VILLA GARZON, Colombia -- Colombia Monday resumed spraying herbicides on illegal crops used to make cocaine along the country's border with Ecuador, a move opposed by Ecuador's incoming president.


The fumigation sets up a possible diplomatic conflict between Colombian President Alvaro Uribe, a conservative ally of Washington, and Ecuador's President-elect Rafael Correa, the leftist economist who won last month's election and is set to be inaugurated in January.


Correa says the spraying damages the natural environment and health of peasants on Ecuador's side of the border. The Uribe government claims none of the herbicides being sprayed on more than 10,000 hectares of Colombian coca fields near the border fall on Ecuadorean territory.


Colombia's U.S.-financed spraying along the 366-mile border between the countries was suspended 11 months ago amid Ecuadorean complaints that Colombia was violating its sovereignty in its fight against drug-smuggling rebels.


Colombia has been fighting a Marxist guerrilla insurgency for more than 40 years. The rebels fund their operations with proceeds from Colombia's multibillion-dollar cocaine trade.


Colombian anti-narcotics police chief Jorge Alirio Baron told reporters the spraying will not harm Ecuador.
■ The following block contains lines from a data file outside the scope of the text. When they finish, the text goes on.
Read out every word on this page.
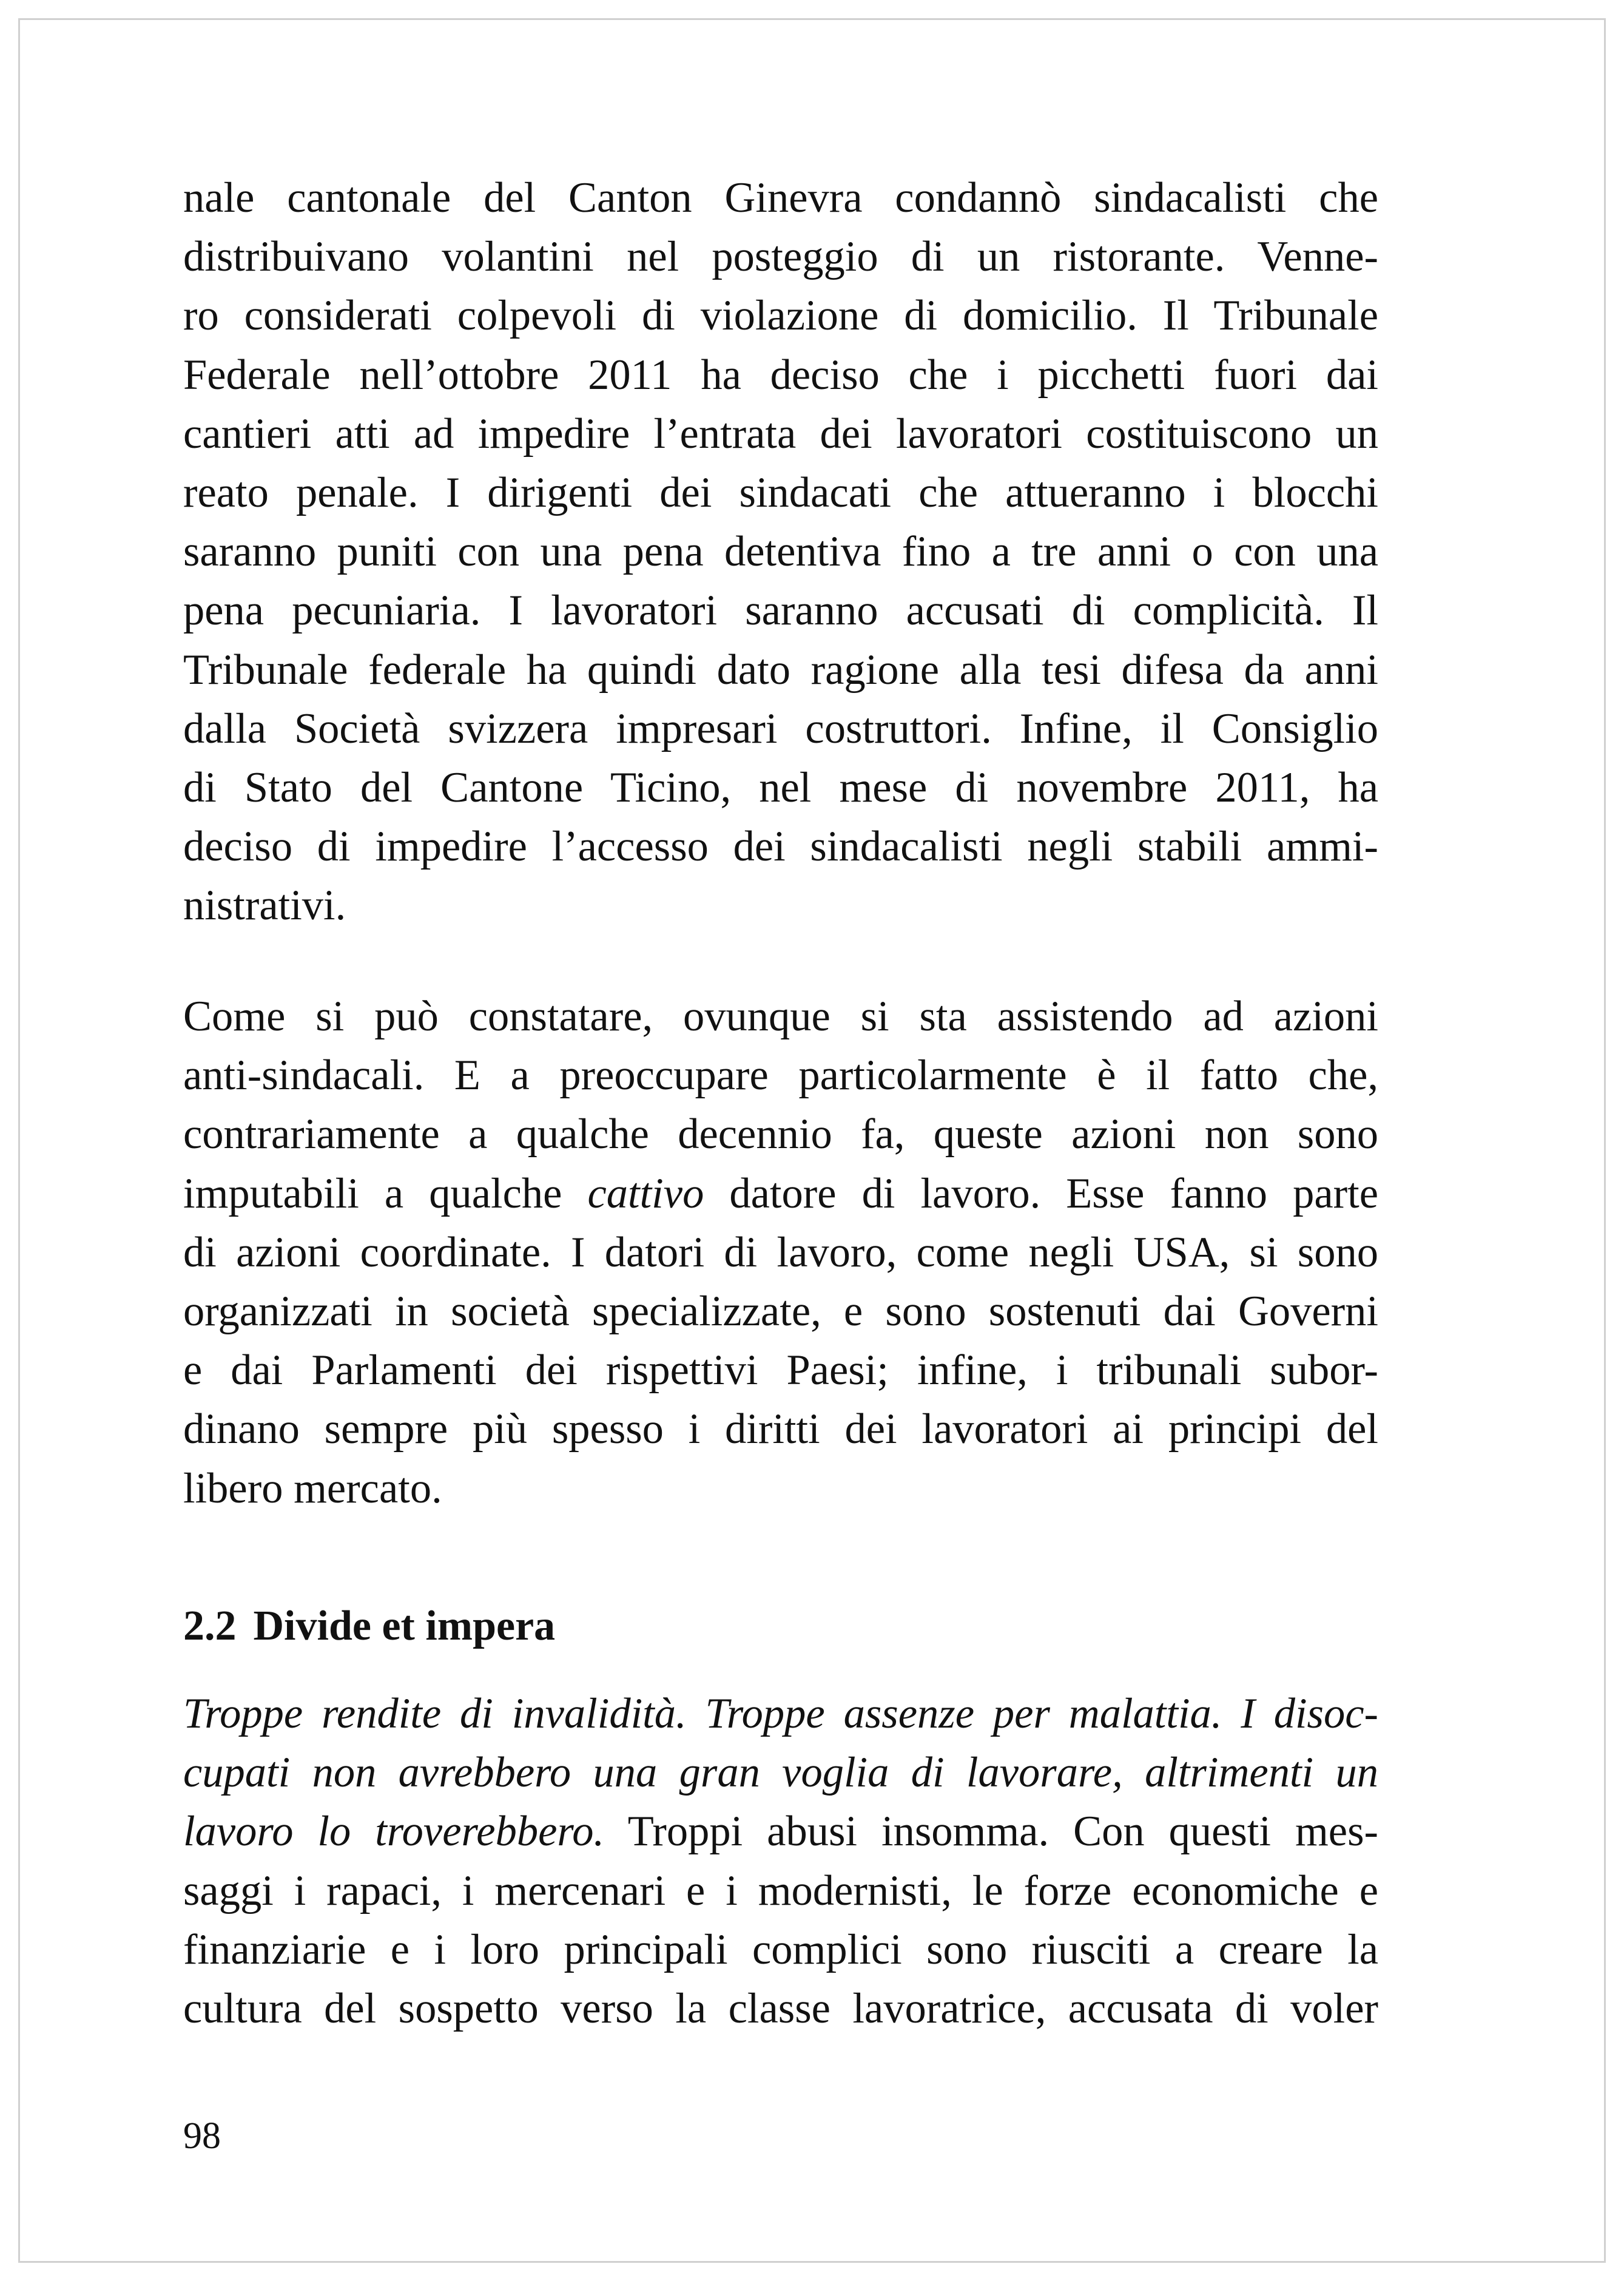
nale cantonale del Canton Ginevra condannò sindacalisti che
distribuivano volantini nel posteggio di un ristorante. Venne-
ro considerati colpevoli di violazione di domicilio. Il Tribunale
Federale nell’ottobre 2011 ha deciso che i picchetti fuori dai
cantieri atti ad impedire l’entrata dei lavoratori costituiscono un
reato penale. I dirigenti dei sindacati che attueranno i blocchi
saranno puniti con una pena detentiva fino a tre anni o con una
pena pecuniaria. I lavoratori saranno accusati di complicità. Il
Tribunale federale ha quindi dato ragione alla tesi difesa da anni
dalla Società svizzera impresari costruttori. Infine, il Consiglio
di Stato del Cantone Ticino, nel mese di novembre 2011, ha
deciso di impedire l’accesso dei sindacalisti negli stabili ammi-
nistrativi.
Come si può constatare, ovunque si sta assistendo ad azioni
anti-sindacali. E a preoccupare particolarmente è il fatto che,
contrariamente a qualche decennio fa, queste azioni non sono
imputabili a qualche cattivo datore di lavoro. Esse fanno parte
di azioni coordinate. I datori di lavoro, come negli USA, si sono
organizzati in società specializzate, e sono sostenuti dai Governi
e dai Parlamenti dei rispettivi Paesi; infine, i tribunali subor-
dinano sempre più spesso i diritti dei lavoratori ai principi del
libero mercato.
2.2 Divide et impera
Troppe rendite di invalidità. Troppe assenze per malattia. I disoc-
cupati non avrebbero una gran voglia di lavorare, altrimenti un
lavoro lo troverebbero. Troppi abusi insomma. Con questi mes-
saggi i rapaci, i mercenari e i modernisti, le forze economiche e
finanziarie e i loro principali complici sono riusciti a creare la
cultura del sospetto verso la classe lavoratrice, accusata di voler
98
"With the technical aspects we are applying, there will be no problem," he said, noting that the suspension of spraying had allowed coca growers to expand their fields.


Correa disagrees, saying the coca eradication will have to be done by hand.


"We understand Colombia's problem, but they will have to eradicate coca fields by foot. They cannot spray by plane because that gets into the Ecuadorean side and harms our crops," Correa told Monday's edition of Quito's "El Comercio" newspaper.


Colombian police say manual eradication is too slow, too expensive and dangerous for workers sent out to pull up coca plants.


Colombia has received billions in U.S. aid since 2000 aimed in part at combating the guerrillas, who Uribe says are responsible for the coca plantations near Ecuador.